The Jalapeno announcement lands at a moment when Nvidia’s stock has already corrected from its highs and the semiconductor sector is repricing around concerns about the sustainability of AI capex growth. Nvidia’s moat remains its software ecosystem, CUDA, and its dominance in training. But inference is where the money is made, and inference is where custom silicon has the most advantage.
What This Means for the AI Cost Curve
The broader significance of Jalapeno is what it says about the trajectory of AI costs. If OpenAI can deliver 50% inference cost savings by 2028, and Google, Amazon, and Meta are achieving similar gains with their own custom chips, the cost of running AI at scale will drop far faster than most market projections assume.
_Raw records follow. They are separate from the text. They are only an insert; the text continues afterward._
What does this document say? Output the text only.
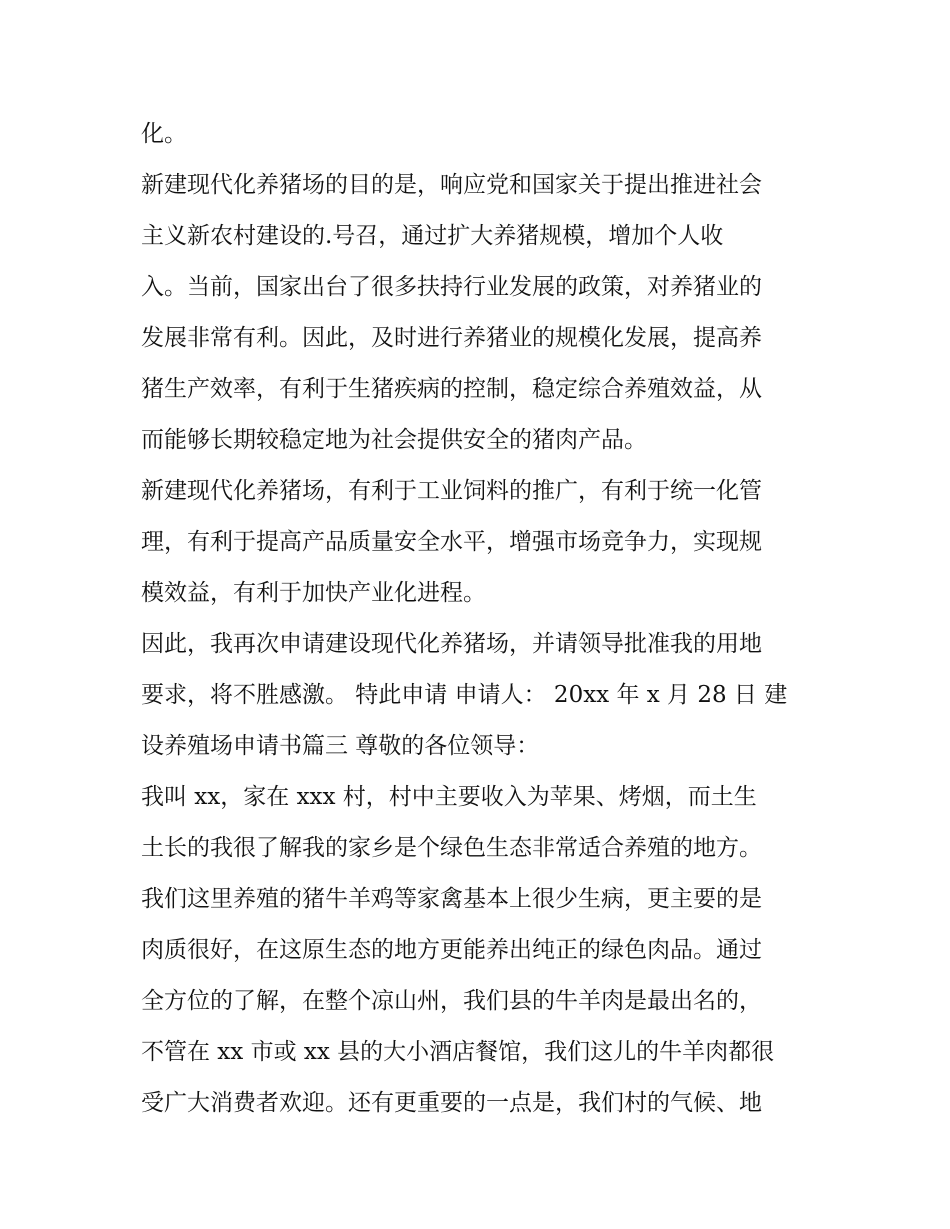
化。
新建现代化养猪场的目的是，响应党和国家关于提出推进社会
主义新农村建设的.号召，通过扩大养猪规模，增加个人收
入。当前，国家出台了很多扶持行业发展的政策，对养猪业的
发展非常有利。因此，及时进行养猪业的规模化发展，提高养
猪生产效率，有利于生猪疾病的控制，稳定综合养殖效益，从
而能够长期较稳定地为社会提供安全的猪肉产品。
新建现代化养猪场，有利于工业饲料的推广，有利于统一化管
理，有利于提高产品质量安全水平，增强市场竞争力，实现规
模效益，有利于加快产业化进程。
因此，我再次申请建设现代化养猪场，并请领导批准我的用地
要求，将不胜感激。 特此申请 申请人： 20xx 年 x 月 28 日 建
设养殖场申请书篇三 尊敬的各位领导：
我叫 xx，家在 xxx 村，村中主要收入为苹果、烤烟，而土生
土长的我很了解我的家乡是个绿色生态非常适合养殖的地方。
我们这里养殖的猪牛羊鸡等家禽基本上很少生病，更主要的是
肉质很好，在这原生态的地方更能养出纯正的绿色肉品。通过
全方位的了解，在整个凉山州，我们县的牛羊肉是最出名的，
不管在 xx 市或 xx 县的大小酒店餐馆，我们这儿的牛羊肉都很
受广大消费者欢迎。还有更重要的一点是，我们村的气候、地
That is good news for enterprises demanding cheaper AI (see the tokenmaxxing-to-efficiency shift happening right now). It is less good news for AI companies whose current pricing assumes GPU-era cost structures. And it is a structural headwind for Nvidia’s inference revenue, even if the company’s training business remains untouchable for the foreseeable future.
The chip race is no longer about who can build the best general-purpose accelerator. It is about who can build the cheapest way to serve the specific models they already run. OpenAI just entered that race with a clear cost target and a partner in Broadcom that knows how to ship silicon at scale.
For the broader market, Jalapeno is a signal that the AI cost curve is bending faster than expected. The companies that control both the models and the silicon to run them will set the price floor for intelligence. Everyone else will pay retail.